Radio Sandwell Sport

World Athletics: Mo Farah wins 10,000m World Championships gold

2015-08-22 16:59:04

Mo Farah

Mo Farah made it six global distance titles in a row as he retained his 10,000m crown after a last-lap stumble to win Britain's first gold of the 2015 World Championships.

Seven years ago in this stadium Farah crashed out of the 2008 Olympics after failing to qualify from the heats of the 5,000m.

But the 32-year-old Olympic champion saw off the determined team effort of his three Kenyan challengers before producing a last lap of 54.15 seconds to come away from Geoffrey Kamworor and Paul Tanui in the home straight.

It is a familiar sight now with Farah, an athlete transformed from the undisciplined also-ran of 2008, but it was no less impressive: a last 800m in 1 min 56.01 secs and a last mile of 4:06.6 to win in 27: 01.13.
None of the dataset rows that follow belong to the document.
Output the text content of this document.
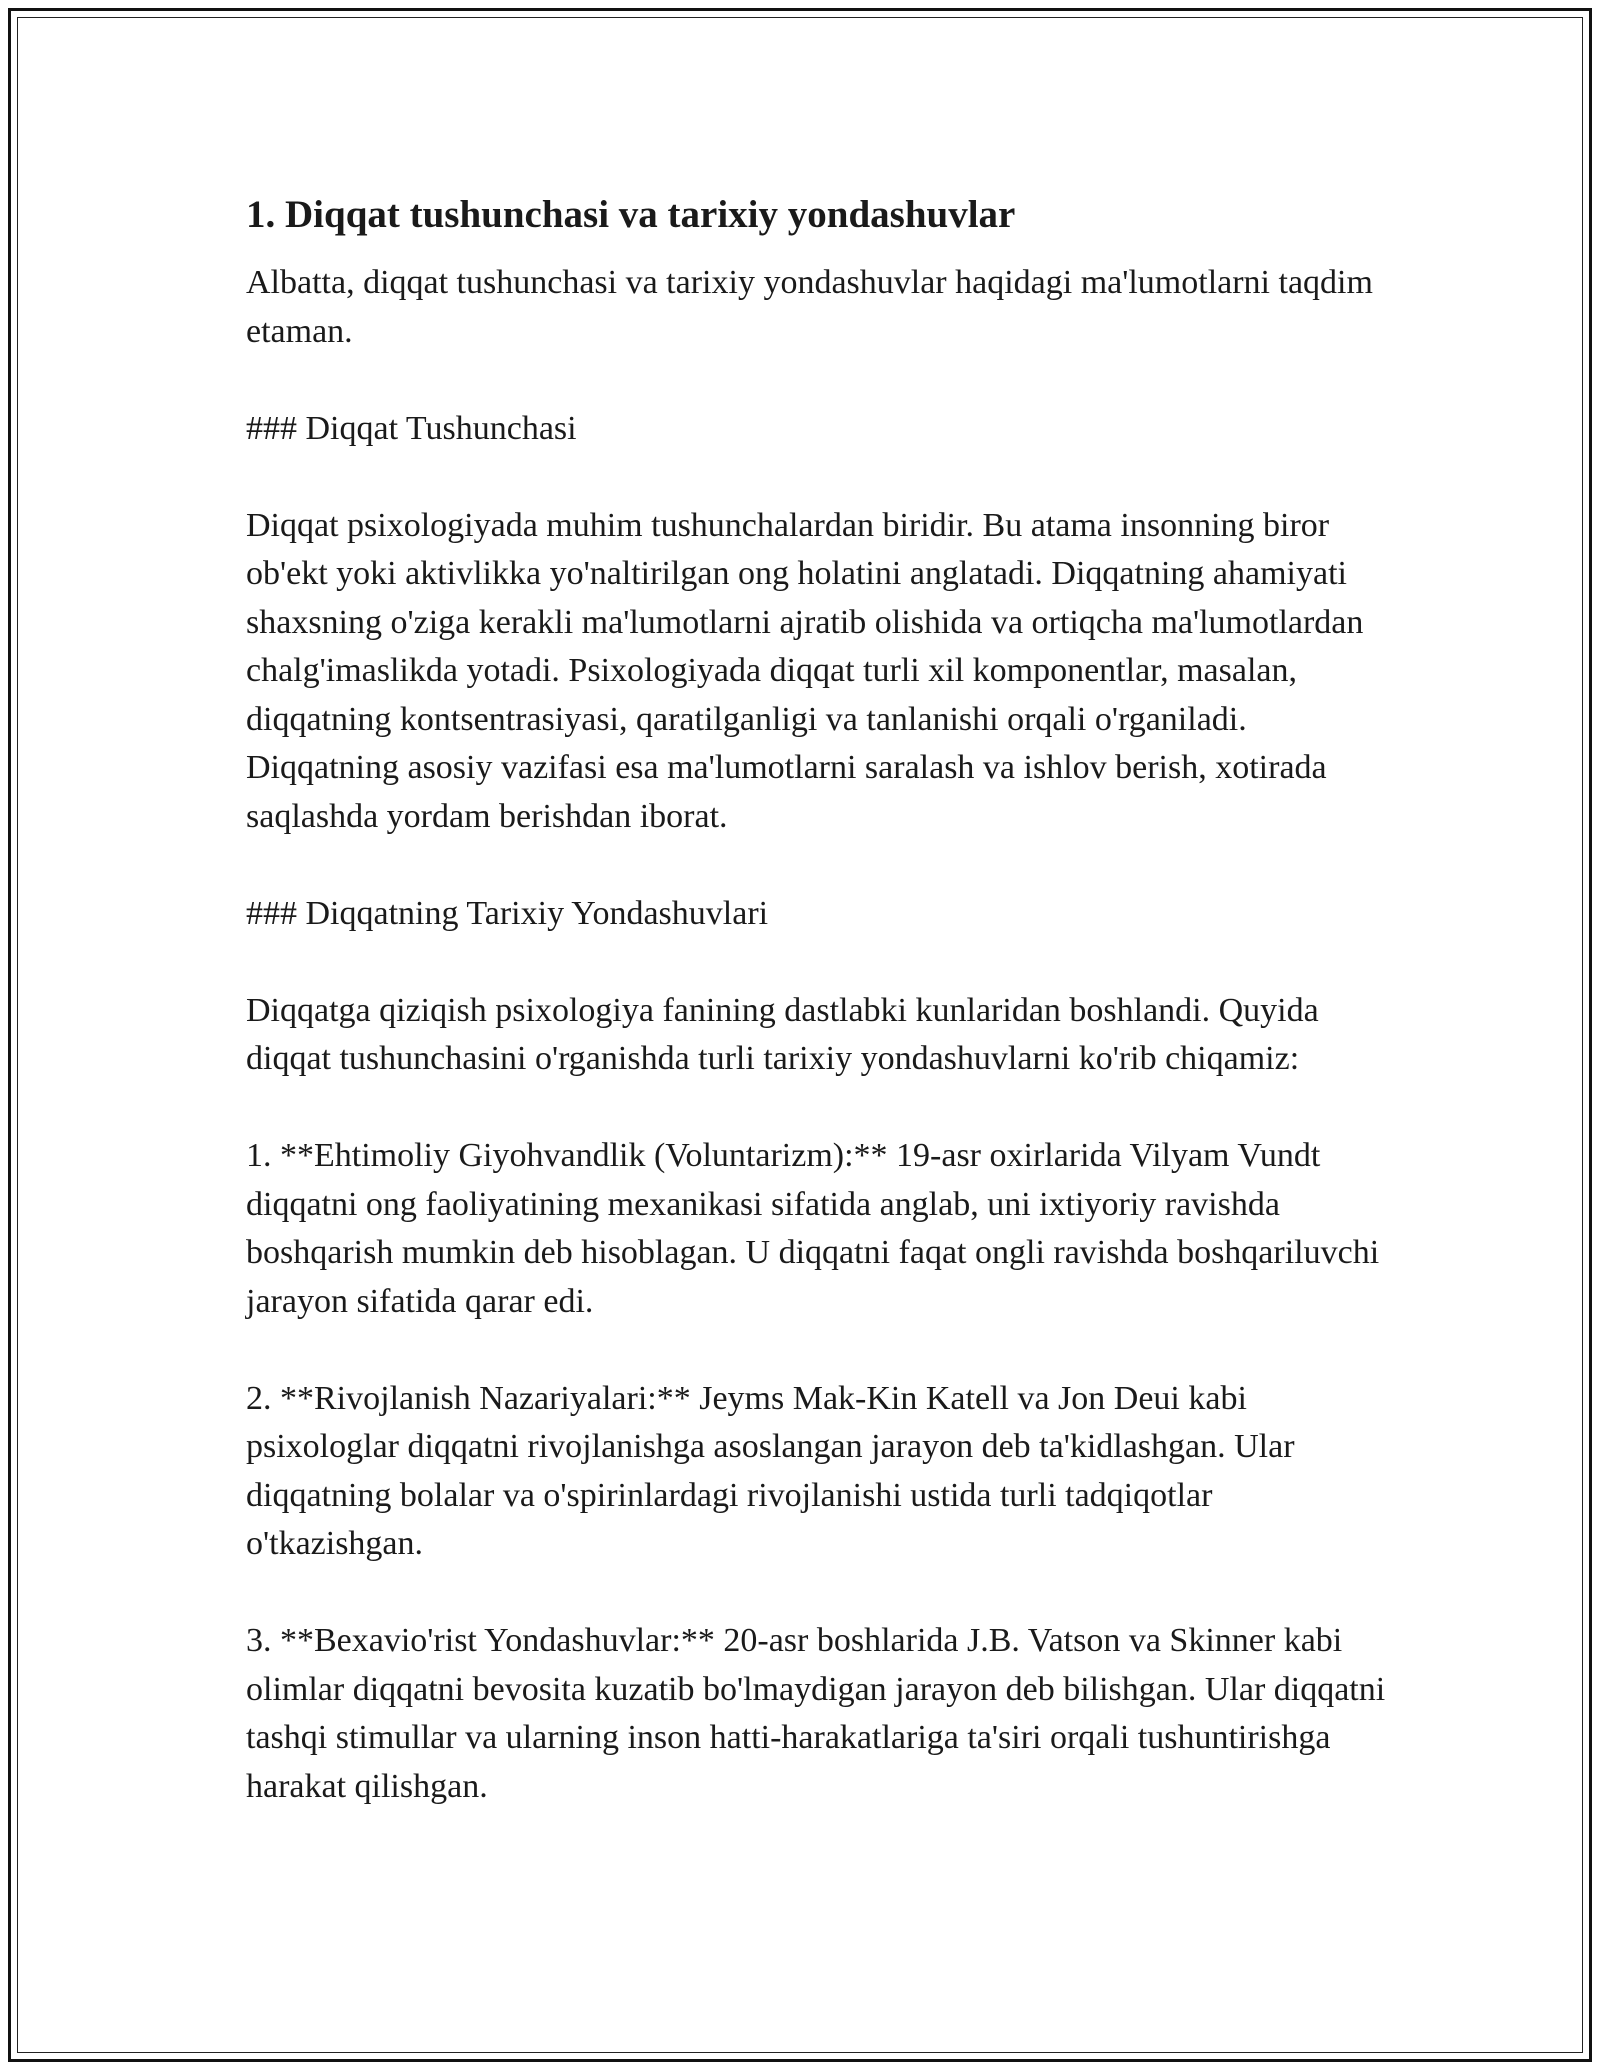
1. Diqqat tushunchasi va tarixiy yondashuvlar

Albatta, diqqat tushunchasi va tarixiy yondashuvlar haqidagi ma'lumotlarni taqdim etaman.

### Diqqat Tushunchasi

Diqqat psixologiyada muhim tushunchalardan biridir. Bu atama insonning biror ob'ekt yoki aktivlikka yo'naltirilgan ong holatini anglatadi. Diqqatning ahamiyati shaxsning o'ziga kerakli ma'lumotlarni ajratib olishida va ortiqcha ma'lumotlardan chalg'imaslikda yotadi. Psixologiyada diqqat turli xil komponentlar, masalan, diqqatning kontsentrasiyasi, qaratilganligi va tanlanishi orqali o'rganiladi. Diqqatning asosiy vazifasi esa ma'lumotlarni saralash va ishlov berish, xotirada saqlashda yordam berishdan iborat.

### Diqqatning Tarixiy Yondashuvlari

Diqqatga qiziqish psixologiya fanining dastlabki kunlaridan boshlandi. Quyida diqqat tushunchasini o'rganishda turli tarixiy yondashuvlarni ko'rib chiqamiz:

1. **Ehtimoliy Giyohvandlik (Voluntarizm):** 19-asr oxirlarida Vilyam Vundt diqqatni ong faoliyatining mexanikasi sifatida anglab, uni ixtiyoriy ravishda boshqarish mumkin deb hisoblagan. U diqqatni faqat ongli ravishda boshqariluvchi jarayon sifatida qarar edi.

2. **Rivojlanish Nazariyalari:** Jeyms Mak-Kin Katell va Jon Deui kabi psixologlar diqqatni rivojlanishga asoslangan jarayon deb ta'kidlashgan. Ular diqqatning bolalar va o'spirinlardagi rivojlanishi ustida turli tadqiqotlar o'tkazishgan.

3. **Bexavio'rist Yondashuvlar:** 20-asr boshlarida J.B. Vatson va Skinner kabi olimlar diqqatni bevosita kuzatib bo'lmaydigan jarayon deb bilishgan. Ular diqqatni tashqi stimullar va ularning inson hatti-harakatlariga ta'siri orqali tushuntirishga harakat qilishgan.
Kamworor took silver and Tanui bronze with Farah's training partner Galen Rupp fading into fifth, the two Kenyans and team-mate Bedan Muchiri attempting to negate Farah's fast finish by pushing the pace early on.

But in warm, sticky conditions - 25 C and 60% humidity despite the race finishing after 10pm local time - Farah sat in behind his rivals as they produced a series of laps around 64 seconds and then kept closer order still as the pace dropped away in the heat.

The Briton went briefly to the front with four and a half laps to go and then again with 1200 metres left, before surging definitively with 500m to go, a lead he would never relinquish despite a trip as he overtook a lapped runner.

With a series of allegations made against his coach Alberto Salazar - there is no suggestion Farah has done anything wrong - this has been a difficult summer for the man who won the 10,000m and 5,000m double at both the last Worlds in Moscow and the London Olympics.

But Farah, an uncomplicated man, has retreated into what he knows best: disciplined training, tactically perfect racing.

And with the 5,000m final in a week's time, he has the chance to leave Beijing as arguably his nation's greatest ever athlete.